Penyerahan LHP LKPDDenpasar, Kamis, 2 Juni 2016 – Sesuai dengan ketentuan peraturan perundang-undangan, hari ini (Kamis, 2/6) BPK Perwakilan Provinsi Bali melaksanakan seremonial penyerahan Laporan Hasil Pemeriksaan (LHP) atas Laporan Keuangan Pemerintah Daerah Tahun Anggaran 2015 secara serentak untuk Kabupaten/Kota se-Provinsi Bali. LHP diserahkan secara langsung oleh Kepala Perwakilan, Dori Santosa kepada para Ketua DPRD dan Bupati/Walikota se-Provinsi Bali di Aula Kantor BPK Perwakilan Provinsi Bali tepat pukul 09.00 WITA.

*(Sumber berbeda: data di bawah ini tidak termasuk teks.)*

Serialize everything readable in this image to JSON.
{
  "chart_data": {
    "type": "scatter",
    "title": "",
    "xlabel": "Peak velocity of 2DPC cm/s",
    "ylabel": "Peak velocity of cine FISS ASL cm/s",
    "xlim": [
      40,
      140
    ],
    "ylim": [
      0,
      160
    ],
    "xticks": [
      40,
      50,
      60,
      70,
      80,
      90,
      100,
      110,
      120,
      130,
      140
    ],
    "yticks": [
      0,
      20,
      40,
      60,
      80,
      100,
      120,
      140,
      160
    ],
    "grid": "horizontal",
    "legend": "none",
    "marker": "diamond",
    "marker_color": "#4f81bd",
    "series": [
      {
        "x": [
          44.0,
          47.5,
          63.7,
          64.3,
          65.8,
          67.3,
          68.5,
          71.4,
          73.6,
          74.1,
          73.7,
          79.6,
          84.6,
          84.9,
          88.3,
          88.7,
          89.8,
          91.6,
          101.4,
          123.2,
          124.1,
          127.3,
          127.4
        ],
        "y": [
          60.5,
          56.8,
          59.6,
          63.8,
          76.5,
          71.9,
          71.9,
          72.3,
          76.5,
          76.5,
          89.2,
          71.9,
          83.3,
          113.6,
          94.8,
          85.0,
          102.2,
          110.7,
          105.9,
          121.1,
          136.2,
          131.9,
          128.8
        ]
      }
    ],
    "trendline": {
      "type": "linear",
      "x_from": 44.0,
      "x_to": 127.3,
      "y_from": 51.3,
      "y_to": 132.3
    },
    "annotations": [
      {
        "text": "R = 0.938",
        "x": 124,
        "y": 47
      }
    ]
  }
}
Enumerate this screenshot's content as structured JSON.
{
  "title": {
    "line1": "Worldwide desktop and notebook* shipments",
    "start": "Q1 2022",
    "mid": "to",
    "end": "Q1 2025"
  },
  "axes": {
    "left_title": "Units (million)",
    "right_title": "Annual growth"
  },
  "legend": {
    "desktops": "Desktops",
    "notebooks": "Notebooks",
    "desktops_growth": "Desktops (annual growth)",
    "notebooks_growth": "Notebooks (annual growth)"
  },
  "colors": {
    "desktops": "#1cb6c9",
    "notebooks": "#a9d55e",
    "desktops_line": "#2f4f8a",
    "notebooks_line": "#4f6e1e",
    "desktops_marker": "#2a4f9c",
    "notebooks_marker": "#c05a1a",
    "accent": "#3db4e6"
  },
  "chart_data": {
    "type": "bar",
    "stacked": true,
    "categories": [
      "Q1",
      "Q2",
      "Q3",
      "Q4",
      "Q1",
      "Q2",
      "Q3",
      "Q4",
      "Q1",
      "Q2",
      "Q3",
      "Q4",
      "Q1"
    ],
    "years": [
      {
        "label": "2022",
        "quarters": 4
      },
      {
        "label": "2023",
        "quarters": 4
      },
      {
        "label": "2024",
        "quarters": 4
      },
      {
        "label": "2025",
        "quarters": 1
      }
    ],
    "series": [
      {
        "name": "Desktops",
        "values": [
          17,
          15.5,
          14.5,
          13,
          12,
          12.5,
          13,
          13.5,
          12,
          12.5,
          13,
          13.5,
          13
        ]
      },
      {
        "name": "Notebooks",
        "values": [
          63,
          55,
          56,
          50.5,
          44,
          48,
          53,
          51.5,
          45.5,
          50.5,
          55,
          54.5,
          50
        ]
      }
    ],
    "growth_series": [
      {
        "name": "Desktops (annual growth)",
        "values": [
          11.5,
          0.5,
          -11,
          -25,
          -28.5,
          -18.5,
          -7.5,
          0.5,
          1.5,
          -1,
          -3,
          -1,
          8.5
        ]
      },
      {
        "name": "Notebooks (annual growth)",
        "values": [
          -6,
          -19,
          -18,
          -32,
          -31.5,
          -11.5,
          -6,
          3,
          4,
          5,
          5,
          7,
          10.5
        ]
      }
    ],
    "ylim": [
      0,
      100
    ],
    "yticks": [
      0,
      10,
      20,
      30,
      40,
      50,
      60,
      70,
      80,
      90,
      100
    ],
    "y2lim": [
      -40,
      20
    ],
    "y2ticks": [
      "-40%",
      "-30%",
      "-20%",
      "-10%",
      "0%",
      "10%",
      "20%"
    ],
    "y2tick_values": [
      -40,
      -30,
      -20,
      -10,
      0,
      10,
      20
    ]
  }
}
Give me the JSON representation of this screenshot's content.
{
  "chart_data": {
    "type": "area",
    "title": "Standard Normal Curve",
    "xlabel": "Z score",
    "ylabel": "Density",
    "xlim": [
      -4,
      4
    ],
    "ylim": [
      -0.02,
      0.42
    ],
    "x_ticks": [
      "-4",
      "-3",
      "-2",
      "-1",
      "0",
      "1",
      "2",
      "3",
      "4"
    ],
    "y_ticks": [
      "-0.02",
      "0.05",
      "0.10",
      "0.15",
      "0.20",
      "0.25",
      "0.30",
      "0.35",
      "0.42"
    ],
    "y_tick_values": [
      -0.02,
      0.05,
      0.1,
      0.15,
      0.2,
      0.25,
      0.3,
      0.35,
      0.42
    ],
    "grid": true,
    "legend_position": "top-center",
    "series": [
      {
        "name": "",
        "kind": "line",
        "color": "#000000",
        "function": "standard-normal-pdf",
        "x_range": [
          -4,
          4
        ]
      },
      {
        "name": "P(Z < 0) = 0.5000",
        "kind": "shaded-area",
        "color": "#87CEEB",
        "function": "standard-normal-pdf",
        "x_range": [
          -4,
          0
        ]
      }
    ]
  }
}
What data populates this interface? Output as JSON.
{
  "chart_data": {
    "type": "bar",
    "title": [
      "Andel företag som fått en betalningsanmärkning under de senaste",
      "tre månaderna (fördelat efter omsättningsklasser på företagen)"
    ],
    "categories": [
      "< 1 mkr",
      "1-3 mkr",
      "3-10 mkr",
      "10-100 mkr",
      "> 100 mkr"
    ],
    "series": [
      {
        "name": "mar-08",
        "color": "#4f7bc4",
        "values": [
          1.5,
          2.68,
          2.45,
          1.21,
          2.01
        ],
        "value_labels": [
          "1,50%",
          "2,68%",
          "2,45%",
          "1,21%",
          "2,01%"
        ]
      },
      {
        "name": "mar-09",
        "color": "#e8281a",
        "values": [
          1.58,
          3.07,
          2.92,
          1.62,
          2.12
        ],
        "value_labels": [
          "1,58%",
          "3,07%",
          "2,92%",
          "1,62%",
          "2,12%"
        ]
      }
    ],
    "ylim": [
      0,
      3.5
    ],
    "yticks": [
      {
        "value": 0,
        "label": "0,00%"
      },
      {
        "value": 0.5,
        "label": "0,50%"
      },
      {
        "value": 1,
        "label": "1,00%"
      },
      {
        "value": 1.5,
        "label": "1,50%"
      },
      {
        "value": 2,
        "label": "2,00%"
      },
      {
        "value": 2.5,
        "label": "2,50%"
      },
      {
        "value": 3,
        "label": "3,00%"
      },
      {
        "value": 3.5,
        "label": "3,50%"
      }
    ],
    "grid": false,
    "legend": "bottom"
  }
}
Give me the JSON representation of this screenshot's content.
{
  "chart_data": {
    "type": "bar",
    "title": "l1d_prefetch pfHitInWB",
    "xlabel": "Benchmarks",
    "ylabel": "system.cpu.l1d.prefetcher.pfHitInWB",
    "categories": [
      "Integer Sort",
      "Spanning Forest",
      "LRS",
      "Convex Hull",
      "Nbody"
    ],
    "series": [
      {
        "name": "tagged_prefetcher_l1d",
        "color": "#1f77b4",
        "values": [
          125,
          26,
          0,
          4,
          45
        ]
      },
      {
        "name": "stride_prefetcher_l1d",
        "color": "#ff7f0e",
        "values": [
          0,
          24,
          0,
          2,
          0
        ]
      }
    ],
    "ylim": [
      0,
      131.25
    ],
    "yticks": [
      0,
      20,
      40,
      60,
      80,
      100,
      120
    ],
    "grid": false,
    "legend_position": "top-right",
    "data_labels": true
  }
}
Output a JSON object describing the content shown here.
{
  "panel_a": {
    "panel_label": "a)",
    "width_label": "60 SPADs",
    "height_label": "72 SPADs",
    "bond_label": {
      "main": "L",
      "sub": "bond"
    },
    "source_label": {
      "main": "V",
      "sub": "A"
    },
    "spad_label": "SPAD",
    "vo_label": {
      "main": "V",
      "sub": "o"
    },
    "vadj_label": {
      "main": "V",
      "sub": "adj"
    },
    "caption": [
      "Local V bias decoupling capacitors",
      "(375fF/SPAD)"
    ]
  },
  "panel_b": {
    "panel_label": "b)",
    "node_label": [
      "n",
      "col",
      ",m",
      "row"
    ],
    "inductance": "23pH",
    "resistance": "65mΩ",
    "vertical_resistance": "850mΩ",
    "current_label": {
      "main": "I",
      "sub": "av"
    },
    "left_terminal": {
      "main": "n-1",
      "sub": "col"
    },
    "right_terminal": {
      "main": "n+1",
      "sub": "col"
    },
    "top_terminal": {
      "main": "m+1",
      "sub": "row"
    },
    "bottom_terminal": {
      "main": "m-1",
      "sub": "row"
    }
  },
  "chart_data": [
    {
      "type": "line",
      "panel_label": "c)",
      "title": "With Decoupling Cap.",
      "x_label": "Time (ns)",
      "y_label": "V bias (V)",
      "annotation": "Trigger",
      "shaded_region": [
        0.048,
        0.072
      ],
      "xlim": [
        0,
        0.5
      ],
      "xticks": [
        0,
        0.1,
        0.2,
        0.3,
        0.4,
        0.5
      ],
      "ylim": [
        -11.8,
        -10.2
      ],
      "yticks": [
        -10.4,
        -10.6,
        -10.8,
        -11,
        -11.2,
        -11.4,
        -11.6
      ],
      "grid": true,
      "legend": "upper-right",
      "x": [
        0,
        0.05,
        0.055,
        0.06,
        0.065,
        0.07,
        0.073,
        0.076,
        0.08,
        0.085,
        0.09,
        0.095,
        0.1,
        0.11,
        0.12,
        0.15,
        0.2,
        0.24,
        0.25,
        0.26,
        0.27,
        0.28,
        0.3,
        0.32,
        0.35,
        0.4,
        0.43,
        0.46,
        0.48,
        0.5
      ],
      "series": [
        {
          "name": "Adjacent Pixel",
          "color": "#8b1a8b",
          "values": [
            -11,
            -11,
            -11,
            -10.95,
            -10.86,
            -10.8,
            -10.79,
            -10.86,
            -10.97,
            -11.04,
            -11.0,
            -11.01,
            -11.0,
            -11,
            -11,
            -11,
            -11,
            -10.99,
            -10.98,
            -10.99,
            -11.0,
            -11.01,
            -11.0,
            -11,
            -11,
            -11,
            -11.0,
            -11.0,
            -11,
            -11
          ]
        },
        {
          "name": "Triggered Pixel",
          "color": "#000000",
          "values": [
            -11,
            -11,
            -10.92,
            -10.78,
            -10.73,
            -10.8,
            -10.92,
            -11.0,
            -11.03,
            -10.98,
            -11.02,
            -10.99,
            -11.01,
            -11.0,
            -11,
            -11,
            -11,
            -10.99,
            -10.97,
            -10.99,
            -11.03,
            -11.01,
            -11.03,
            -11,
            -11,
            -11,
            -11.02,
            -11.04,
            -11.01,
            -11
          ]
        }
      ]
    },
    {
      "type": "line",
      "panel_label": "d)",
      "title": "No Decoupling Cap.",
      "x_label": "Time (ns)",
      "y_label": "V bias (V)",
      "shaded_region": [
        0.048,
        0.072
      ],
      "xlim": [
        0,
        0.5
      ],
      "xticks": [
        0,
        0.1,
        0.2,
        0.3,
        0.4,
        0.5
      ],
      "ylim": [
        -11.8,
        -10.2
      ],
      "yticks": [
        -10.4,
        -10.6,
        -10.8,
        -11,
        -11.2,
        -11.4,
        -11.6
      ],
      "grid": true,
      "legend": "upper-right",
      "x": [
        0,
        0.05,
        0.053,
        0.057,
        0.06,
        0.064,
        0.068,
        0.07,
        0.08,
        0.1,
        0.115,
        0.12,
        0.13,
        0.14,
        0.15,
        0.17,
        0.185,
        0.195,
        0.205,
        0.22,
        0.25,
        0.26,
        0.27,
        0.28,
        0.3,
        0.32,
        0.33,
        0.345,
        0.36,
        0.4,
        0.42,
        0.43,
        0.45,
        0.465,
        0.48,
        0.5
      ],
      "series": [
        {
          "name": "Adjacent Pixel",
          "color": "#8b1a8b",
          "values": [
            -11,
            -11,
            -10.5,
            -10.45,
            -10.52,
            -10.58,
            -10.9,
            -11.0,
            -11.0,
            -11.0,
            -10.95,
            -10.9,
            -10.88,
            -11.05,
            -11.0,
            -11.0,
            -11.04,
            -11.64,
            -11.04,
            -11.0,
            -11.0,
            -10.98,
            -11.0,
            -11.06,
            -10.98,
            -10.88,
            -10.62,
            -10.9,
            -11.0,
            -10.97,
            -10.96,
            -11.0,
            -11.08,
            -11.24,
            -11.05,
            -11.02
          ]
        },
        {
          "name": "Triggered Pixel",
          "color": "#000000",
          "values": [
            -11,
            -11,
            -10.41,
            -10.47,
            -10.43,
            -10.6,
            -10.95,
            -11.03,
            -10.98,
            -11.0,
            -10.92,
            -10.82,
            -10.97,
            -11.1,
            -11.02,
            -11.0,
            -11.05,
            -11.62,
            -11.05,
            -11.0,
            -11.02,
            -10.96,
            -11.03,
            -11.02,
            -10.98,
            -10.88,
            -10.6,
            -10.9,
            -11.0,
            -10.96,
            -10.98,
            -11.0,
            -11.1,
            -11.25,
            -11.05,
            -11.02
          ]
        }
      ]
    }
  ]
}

Atas Laporan Keuangan Pemerintah Kabupaten/Kota se-Provinsi Bali Tahun Anggaran 2015, BPK memberikan Opini Wajar Tanpa Pengecualian (WTP) kepada 8 Pemerintah Kabupaten/Kota, yaitu Kabupaten Badung, Kabupaten Tabanan, Kabupaten Gianyar, Kabupaten Klungkung, Kabupaten Karangasem, Kabupaten Buleleng, Kabupaten Jembrana dan Kota Denpasar. Adapun Pemerintah Kabupaten Bangli memperoleh Opini Wajar Dengan Pengecualian (WDP).

BPK Perwakilan Provinsi Bali sendiri telah melaksanakan proses pemeriksaan atas Laporan Keuangan Pemerintah Daerah Tahun Anggaran 2015, dalam dua tahap, yaitu pada Januari – Februari 2016 untuk pemeriksaan pendahuluan dan pemeriksaan terinci dilaksanakan pada Maret – Mei 2016. Dari hasil pemeriksaan diketahui bahwa terdapat upaya perbaikan yang dilakukan oleh Pemerintah Kabupaten/Kota, yang sebagian besar telah sesuai dengan action plan yang dibuat oleh Kepala Daerah, sehingga dalam LKPD TA 2015 terjadi perbaikan dalam penyajian laporan keuangan.

Seperti diketahui, opini merupakan keluaran dari sebuah proses pemeriksaan laporan keuangan. Opini BPK merupakan salah satu indikator yang digunakan oleh para pemangku kepentingan untuk mendapatkan tingkat kepercayaan atas sebuah laporan keuangan yang disajikan. BPK sendiri dalam memberikan opini pemeriksaan setidaknya didasarkan atas empat hal, yaitu: Kesesuaian penyajian laporan keuangan dengan Standar Akuntansi Pemerintah (i); Kecukupan pengungkapan (ii); Kepatuhan terhadap peraturan perundang-undangan (iii); dan Efektifitas sistem pengendalian intern (iv).

BPK akan tetap mendorong Pemerintah Kabupaten/Kota untuk terus melakukan perbaikan-perbaikan yang diperlukan sesuai rekomendasi, untuk memperbaiki kelemahan-kelemahan yang terjadi dalam pengelolaan keuangan daerah secara sistemik dan konsisten, termasuk dalam hal ini penerapan basis akrual dalam pertanggungjawaban dan pelaporan keuangan daerah yang sudah diterapkan mulai Tahun Anggaran 2015.